Indicated for screening symptomatic as well as asymptomatic people, the singleplex real-time reverse transcriptase-polymerase chain reaction (RT-PCR) test can detect Covid-19 infections in 20 minutes.
The test could aid in the making of rapid, informed decisions at doctors’ offices, screening sites and emergency or primary care, as well as other point of care settings.
Authorised for use on the cobas Liat System, the test will be made available in markets accepting the FDA EUA and CE mark in July.
Roche Diagnostics Solutions point of care head Ian Parfrement said: “We learn more about Covid-19 every day and Roche continues to develop solutions that will help healthcare systems around the world slow and eventually defeat this pandemic.
“Preventing further spread of the virus is crucial for public health and the continued safe reopening of our communities worldwide.”
The latest test will provide wide-ranging SARS-CoV-2 strain coverage under Roche’s variant surveillance programme, further aiding healthcare decisions.
Not all people infected with SARS-CoV-2 show symptoms, but they can still spread the infection.
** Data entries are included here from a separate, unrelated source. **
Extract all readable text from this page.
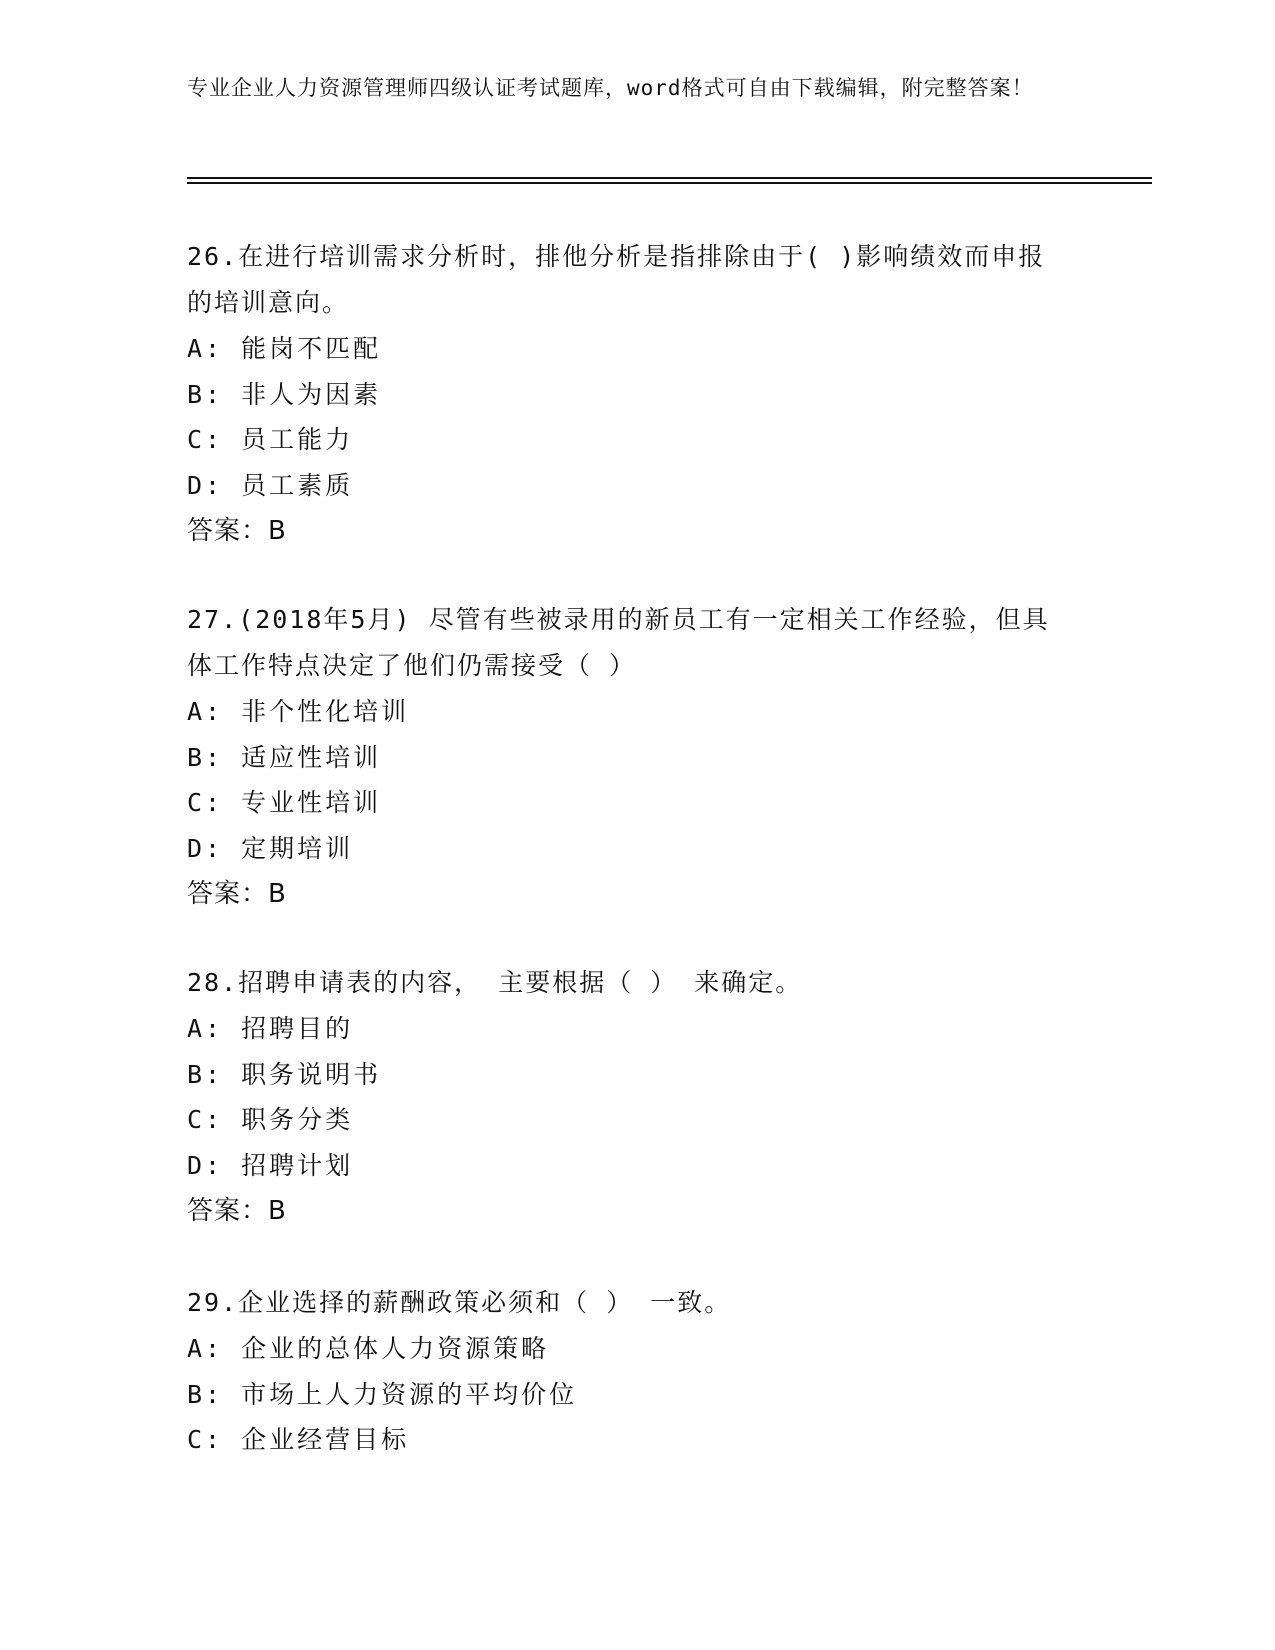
专业企业人力资源管理师四级认证考试题库，word格式可自由下载编辑，附完整答案！
26.在进行培训需求分析时，排他分析是指排除由于( )影响绩效而申报的培训意向。
A: 能岗不匹配
B: 非人为因素
C: 员工能力
D: 员工素质
答案：B
27.(2018年5月) 尽管有些被录用的新员工有一定相关工作经验，但具体工作特点决定了他们仍需接受（ ）
A: 非个性化培训
B: 适应性培训
C: 专业性培训
D: 定期培训
答案：B
28.招聘申请表的内容， 主要根据（ ） 来确定。
A: 招聘目的
B: 职务说明书
C: 职务分类
D: 招聘计划
答案：B
29.企业选择的薪酬政策必须和（ ） 一致。
A: 企业的总体人力资源策略
B: 市场上人力资源的平均价位
C: 企业经营目标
Roche noted that a test that can screen asymptomatic individuals is vital to fighting the Covid-19 pandemic.
The cobas Liat System, which leverages PCR technology, is designed to automate the testing process, streamline workflows and facilitate healthcare providers to carry out molecular testing in various point-of-care settings.
The latest development comes after Roche obtained CE mark for its SARS-CoV-2 Antigen Self Test Nasal, which can be used for rapid testing of Covid-19 in an at-home setting using a nasal swab.
Apart from providing existing tests for SARS-CoV-2, influenza A/B, respiratory syncytial virus, Group A streptococcus and Clostridioides difficile, Roche is also developing assays for other infectious diseases.